The principle extends to professional work, too. If I am charged with making something, certainly there is value in clicking a button and having a machine do it for me. However, with most forms of knowledge work, there is also value in a person going through the process of making the thing, because if literally no one made the thing then it’s likely no one has a mental map of the entirety of the thing. Good luck maintaining and resolving problems with complicated things made by a machine that no person actually put together and therefore no person understands in its entirety.

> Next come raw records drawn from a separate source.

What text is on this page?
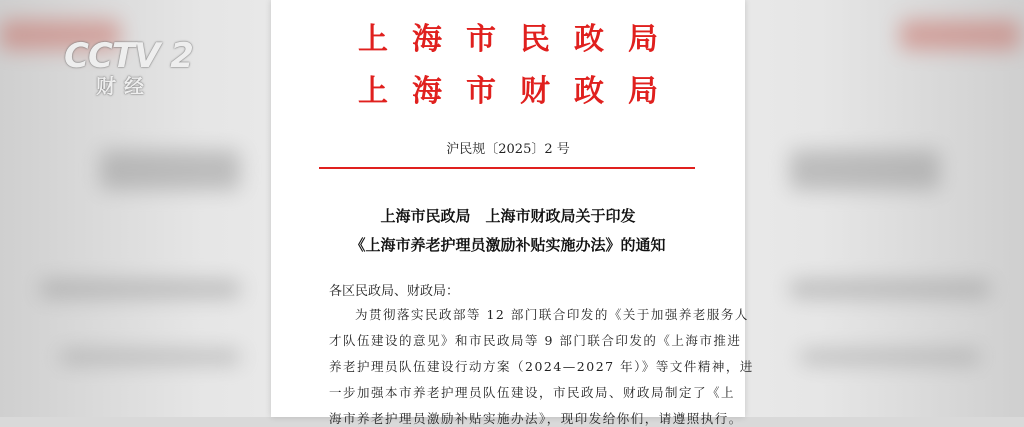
CCTV 2
财经
上海市民政局
上海市财政局
沪民规〔2025〕2 号
上海市民政局　上海市财政局关于印发
《上海市养老护理员激励补贴实施办法》的通知
各区民政局、财政局：
为贯彻落实民政部等 12 部门联合印发的《关于加强养老服务人
才队伍建设的意见》和市民政局等 9 部门联合印发的《上海市推进
养老护理员队伍建设行动方案（2024—2027 年）》等文件精神，进
一步加强本市养老护理员队伍建设，市民政局、财政局制定了《上
海市养老护理员激励补贴实施办法》，现印发给你们，请遵照执行。
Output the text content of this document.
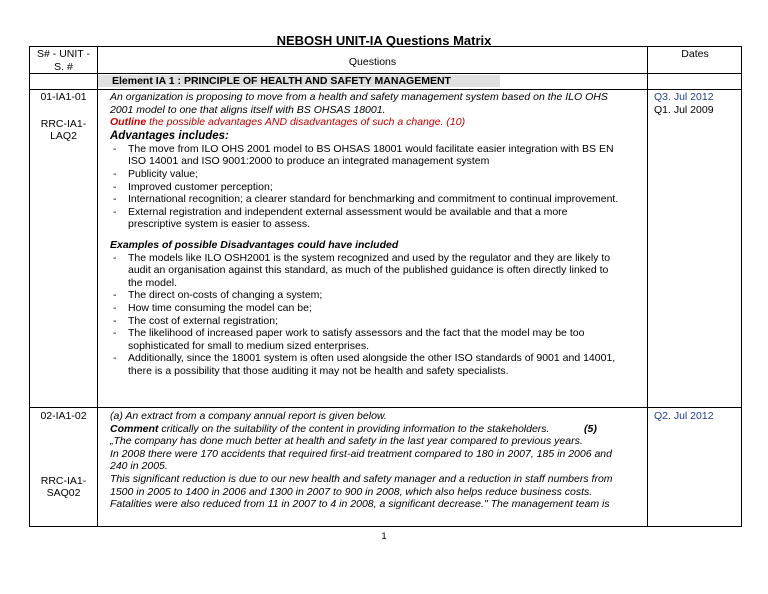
NEBOSH UNIT-IA Questions Matrix
S# - UNIT -
S. #	Questions
Dates
Element IA 1 : PRINCIPLE OF HEALTH AND SAFETY MANAGEMENT
01-IA1-01
RRC-IA1-
LAQ2

An organization is proposing to move from a health and safety management system based on the ILO OHS

2001 model to one that aligns itself with BS OHSAS 18001.

Outline the possible advantages AND disadvantages of such a change. (10)

Advantages includes:

- The move from ILO OHS 2001 model to BS OHSAS 18001 would facilitate easier integration with BS EN
ISO 14001 and ISO 9001:2000 to produce an integrated management system
- Publicity value;
- Improved customer perception;
- International recognition; a clearer standard for benchmarking and commitment to continual improvement.
- External registration and independent external assessment would be available and that a more
prescriptive system is easier to assess.

Examples of possible Disadvantages could have included

- The models like ILO OSH2001 is the system recognized and used by the regulator and they are likely to
audit an organisation against this standard, as much of the published guidance is often directly linked to
the model.
- The direct on-costs of changing a system;
- How time consuming the model can be;
- The cost of external registration;
- The likelihood of increased paper work to satisfy assessors and the fact that the model may be too
sophisticated for small to medium sized enterprises.
- Additionally, since the 18001 system is often used alongside the other ISO standards of 9001 and 14001,
there is a possibility that those auditing it may not be health and safety specialists.
Q3. Jul 2012
Q1. Jul 2009
02-IA1-02
RRC-IA1-
SAQ02

(a) An extract from a company annual report is given below.

Comment critically on the suitability of the content in providing information to the stakeholders.	(5)

„The company has done much better at health and safety in the last year compared to previous years.
In 2008 there were 170 accidents that required first-aid treatment compared to 180 in 2007, 185 in 2006 and
240 in 2005.
This significant reduction is due to our new health and safety manager and a reduction in staff numbers from
1500 in 2005 to 1400 in 2006 and 1300 in 2007 to 900 in 2008, which also helps reduce business costs.
Fatalities were also reduced from 11 in 2007 to 4 in 2008, a significant decrease." The management team is
Q2. Jul 2012
1
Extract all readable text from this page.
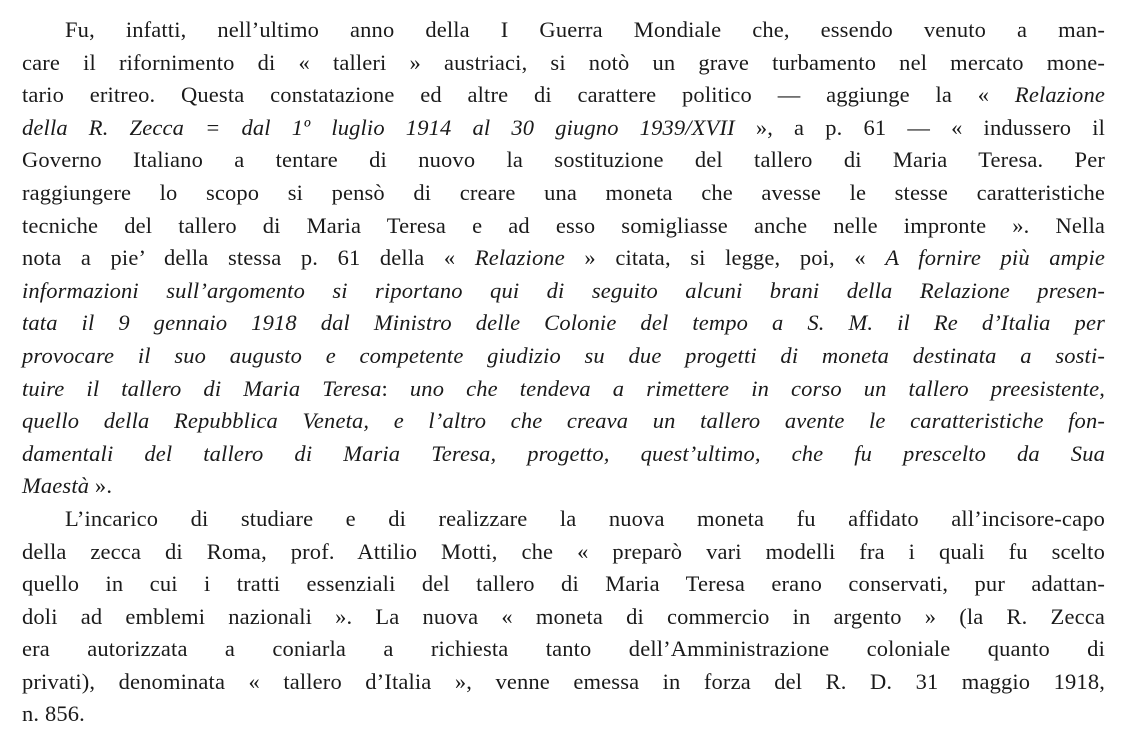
Fu, infatti, nell’ultimo anno della I Guerra Mondiale che, essendo venuto a man-
care il rifornimento di « talleri » austriaci, si notò un grave turbamento nel mercato mone-
tario eritreo. Questa constatazione ed altre di carattere politico — aggiunge la « Relazione
della R. Zecca = dal 1º luglio 1914 al 30 giugno 1939/XVII », a p. 61 — « indussero il
Governo Italiano a tentare di nuovo la sostituzione del tallero di Maria Teresa. Per
raggiungere lo scopo si pensò di creare una moneta che avesse le stesse caratteristiche
tecniche del tallero di Maria Teresa e ad esso somigliasse anche nelle impronte ». Nella
nota a pie’ della stessa p. 61 della « Relazione » citata, si legge, poi, « A fornire più ampie
informazioni sull’argomento si riportano qui di seguito alcuni brani della Relazione presen-
tata il 9 gennaio 1918 dal Ministro delle Colonie del tempo a S. M. il Re d’Italia per
provocare il suo augusto e competente giudizio su due progetti di moneta destinata a sosti-
tuire il tallero di Maria Teresa: uno che tendeva a rimettere in corso un tallero preesistente,
quello della Repubblica Veneta, e l’altro che creava un tallero avente le caratteristiche fon-
damentali del tallero di Maria Teresa, progetto, quest’ultimo, che fu prescelto da Sua
Maestà ».
L’incarico di studiare e di realizzare la nuova moneta fu affidato all’incisore-capo
della zecca di Roma, prof. Attilio Motti, che « preparò vari modelli fra i quali fu scelto
quello in cui i tratti essenziali del tallero di Maria Teresa erano conservati, pur adattan-
doli ad emblemi nazionali ». La nuova « moneta di commercio in argento » (la R. Zecca
era autorizzata a coniarla a richiesta tanto dell’Amministrazione coloniale quanto di
privati), denominata « tallero d’Italia », venne emessa in forza del R. D. 31 maggio 1918,
n. 856.
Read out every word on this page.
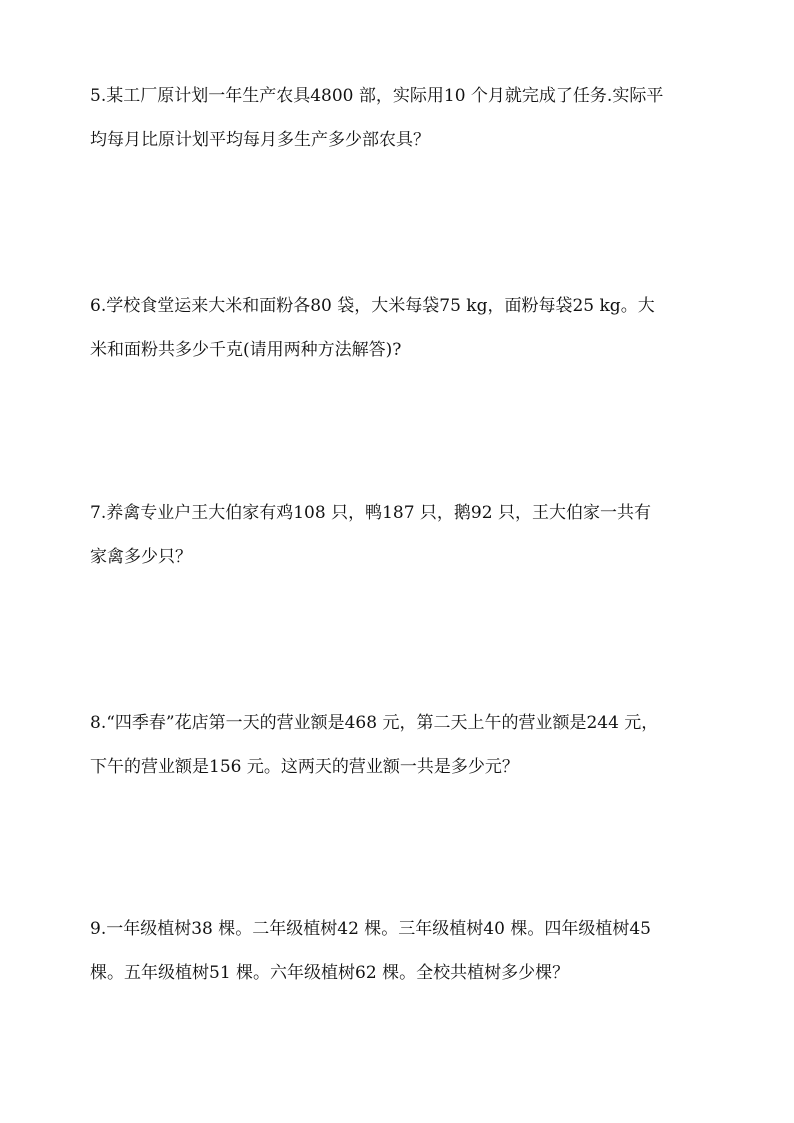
5.某工厂原计划一年生产农具4800 部，实际用10 个月就完成了任务.实际平
均每月比原计划平均每月多生产多少部农具？
6.学校食堂运来大米和面粉各80 袋，大米每袋75 kg，面粉每袋25 kg。大
米和面粉共多少千克(请用两种方法解答)?
7.养禽专业户王大伯家有鸡108 只，鸭187 只，鹅92 只，王大伯家一共有
家禽多少只？
8.“四季春”花店第一天的营业额是468 元，第二天上午的营业额是244 元，
下午的营业额是156 元。这两天的营业额一共是多少元？
9.一年级植树38 棵。二年级植树42 棵。三年级植树40 棵。四年级植树45
棵。五年级植树51 棵。六年级植树62 棵。全校共植树多少棵？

Separately, and perhaps worse, I believe it’s generally bad if there are too few people who actually know how to make things, themselves. When it comes to people who work with computer code, I think they are more likely to evangelize for AI because working with computer coding languages is significantly different from many other knowledge work in ways that allow for turning over more of the creation process to AI and not seeing immediate degradation of the final product. However, I also think we are early enough in the adoption cycle of AI tools that there are still many, many people using AI to make things who, crucially, got their start making things, themselves, and so have important knowledge and skills gained from those experiences. We have not yet reached the point where the majority of people have gone their whole careers using AI tools.
To my mind, the best-case scenario for AI is that it is a transformational technology like the clothes washing machine, one that frees people from drudgery to do higher-level work or frees them for leisure. If you’re unaware, the pre-washing machine process for cleaning clothes was a nightmare for many people, and modern washing machines are a miracle many of us take for granted.
I have opened myself to the possibility that there are a bunch of coding tasks that can be done with AI that, effectively, are like doing the laundry: necessary, but tedious and time-consuming. Furthermore, though I am doubtful, I am open to the possibility that coders can effectively separate what is “laundry” and what is higher-level work that AI can’t do, all while reining in knowledge debts that will inevitably accumulate from not having people actually doing the building.
Admittedly, I view AI through the lens of a writer and editor who understands that writing is thinking. When I write something, the process of drafting and editing it into something I feel is acceptable to publish requires engagement and organized thought, and outsourcing that process to another entity — person or machine — chips away at my integrity. To be clear, I’m not talking about feedback or collaboration; I mean that the ultimate responsibility for creating my part of a thing must lie with me, or else I can’t take credit for it, and also that in order to make something as well as I can, I must actually engage with it so that I know it. If I don’t know it, I can’t improve it. I feel the same way about editing podcast audio, writing and recording music, graphic design, and all my other creative pursuits and jobs.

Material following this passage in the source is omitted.